Introduction
Emotions are highly useful to model human behavior being at the core of what makes us human. Today, people abundantly express and share emotions through social media. Technological advancements in such platforms enable sharing opinions or expressing any specific emotions towards what others have shared, mainly in the form of textual data. This entails an interesting arena for analysis; as to whether there is a disconnect between the writer’s intended emotion and the reader’s perception of textual content.In this context we procure a Readers’ Emotion News datasets by using the social news network, Rappler and its award-winning Mood Meter widget. Mood Meter enables readers to cast their emotion votes towards several categories of emotions (Afraid, Amused, Angry, Annoyed, Don’t care, Happy, Inspired, and Sad) and records the total percentage of votes obtained for each emotion. Unlike other sources, we choose Rappler due to its simplicity, popularity, and ease of organizing several news articles under multiple genres and associated emotion profiles. We manually collect only the popular news articles by checking for high emotion votings represented in the Rappler Mood Meter, to ensure that the selected news articles have a high social reach. REN-20k is our newly curated Readers’ Emotion News dataset procured in a similar fashion of RENh-4k from the popular online news network Rappler, where we collect news articles manually, from the year span 2014 to 2019, by checking articles with high emotion votings in the Mood Meter widget of Rappler indicating high popularity and social reach of these articles. But it is an advanced version containing 20474 numbers of documents with corresponding readers' emotion profiles collected for diverse classes of emotions Afraid, Amused, Angry, Annoyed, Don't care, Happy, Inspired, and Sad. Also, each document consists of the whole news content including headlines, abstract and full-length news story excluding images and videos, making it a long-text dataset with average words per document as 527.84. With the help of genre information available in the portal and by manual annotations, we assign each document to a diverse set of genres, Business, Entertainment, Lifestyle, Sports, Technology and Others, unlike RENh-4k that considers only three genres, Health \& well-being, Social issues and Others.
Dataset Sample
News Headline: Countries ban China arrivals as virus death toll hits 213
News Abstract: Nearly 10,000 people have been infected in China by the new coronavirus and new cases are found abroad, with more than ...

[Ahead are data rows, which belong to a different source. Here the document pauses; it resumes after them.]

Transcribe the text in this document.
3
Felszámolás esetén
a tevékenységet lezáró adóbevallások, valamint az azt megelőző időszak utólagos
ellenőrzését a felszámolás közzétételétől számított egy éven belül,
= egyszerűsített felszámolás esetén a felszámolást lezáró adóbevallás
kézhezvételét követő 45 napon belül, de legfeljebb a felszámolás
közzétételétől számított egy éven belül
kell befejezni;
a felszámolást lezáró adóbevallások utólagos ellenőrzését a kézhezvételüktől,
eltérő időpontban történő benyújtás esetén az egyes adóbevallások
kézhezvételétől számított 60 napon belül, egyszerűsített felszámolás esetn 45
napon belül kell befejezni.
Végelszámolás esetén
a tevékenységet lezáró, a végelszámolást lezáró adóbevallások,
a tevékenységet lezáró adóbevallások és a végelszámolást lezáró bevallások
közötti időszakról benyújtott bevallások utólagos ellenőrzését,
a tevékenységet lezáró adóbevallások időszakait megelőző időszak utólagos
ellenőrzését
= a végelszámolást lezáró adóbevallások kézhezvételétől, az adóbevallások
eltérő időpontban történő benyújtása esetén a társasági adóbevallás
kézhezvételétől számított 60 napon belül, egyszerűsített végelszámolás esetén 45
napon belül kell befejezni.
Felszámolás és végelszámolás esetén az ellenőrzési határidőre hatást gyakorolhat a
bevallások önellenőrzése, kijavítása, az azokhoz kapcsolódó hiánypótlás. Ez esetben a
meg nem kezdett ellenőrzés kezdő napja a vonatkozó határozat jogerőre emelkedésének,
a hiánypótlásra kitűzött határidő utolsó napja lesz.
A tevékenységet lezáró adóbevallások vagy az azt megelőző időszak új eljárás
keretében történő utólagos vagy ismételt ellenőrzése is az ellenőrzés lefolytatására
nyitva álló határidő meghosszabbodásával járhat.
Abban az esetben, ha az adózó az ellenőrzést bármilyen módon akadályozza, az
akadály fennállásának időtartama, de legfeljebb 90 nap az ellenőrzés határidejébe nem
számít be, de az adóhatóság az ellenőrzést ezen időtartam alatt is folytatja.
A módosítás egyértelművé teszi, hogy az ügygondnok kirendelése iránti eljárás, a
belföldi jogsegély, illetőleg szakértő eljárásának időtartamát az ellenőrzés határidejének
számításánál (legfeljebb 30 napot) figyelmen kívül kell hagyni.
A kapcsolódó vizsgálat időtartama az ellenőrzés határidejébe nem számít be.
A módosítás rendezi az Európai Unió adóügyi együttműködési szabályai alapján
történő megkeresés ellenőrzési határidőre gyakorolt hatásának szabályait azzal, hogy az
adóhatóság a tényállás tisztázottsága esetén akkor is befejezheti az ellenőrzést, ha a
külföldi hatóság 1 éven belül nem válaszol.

News Content: BEIJING, China – Countries stepped up travel restrictions on arrivals from China on Friday, January 31, after a global health emergency was declared over a viral epidemic that has killed 213 people. Nearly 10,000 people have been infected in China by the new coronavirus and ...
News Category: Health & well-being
Readers' Emotion:
People
- Anoop K, University of Calicut, Kerala, India. (anoopk_dcs@uoc.ac.in)
- Deepak P, Queen’s University Belfast, Northern Ireland, UK. (deepaksp@acm.org)
- Manjary P Gangan, University of Calicut, Kerala, India.
- Savitha Sam Abraham , School of Science and Technology, Örebro University, Örebro, Sweden.
- Lajish V L, University of Calicut, Kerala, India.
Publication
Anoop Kadan, Deepak P., Manjary P. Gangan, Savitha Sam Abraham, Lajish V. L. REDAffectiveLM: Leveraging Affect Enriched Embedding and Transformer-based Neural Language Model for Readers' Emotion Detection. arXiv preprint arXiv:2301.08995 (2023) DOI: https://doi.org/10.48550/arXiv.2301.08995
Abstract: Technological advancements in web platforms allow people to express and share emotions towards textual write-ups written and shared by others. This brings about different interesting domains for analysis; emotion expressed by the writer and emotion elicited from the readers. In this paper, we propose a novel approach for Readers' Emotion Detection from short-text documents using a deep learning model called REDAffectiveLM. Within state-of-the-art NLP tasks, it is well understood that utilizing context-specific representations from transformer-based pre-trained language models helps achieve improved performance. Within this affective computing task, we explore how incorporating affective information can further enhance performance. Towards this, we leverage context-specific and affect enriched representations by using a transformer-based pre-trained language model in tandem with affect enriched Bi-LSTM+Attention. For empirical evaluation, we procure a new dataset REN-20k, besides using RENh-4k and SemEval-2007. We evaluate the performance of our REDAffectiveLM rigorously across these datasets, against a vast set of state-of-the-art baselines, where our model consistently outperforms baselines and obtains statistically significant results. Our results establish that utilizing affect enriched representation along with context-specific representation within a neural architecture can considerably enhance readers' emotion detection. Since the impact of affect enrichment specifically in readers' emotion detection isn't well explored, we conduct a detailed analysis over affect enriched Bi-LSTM+Attention using qualitative and quantitative model behavior evaluation techniques. We observe that compared to conventional semantic embedding, affect enriched embedding increases the ability of the network to effectively identify and assign weightage to the key terms responsible for readers' emotion detection to improve prediction.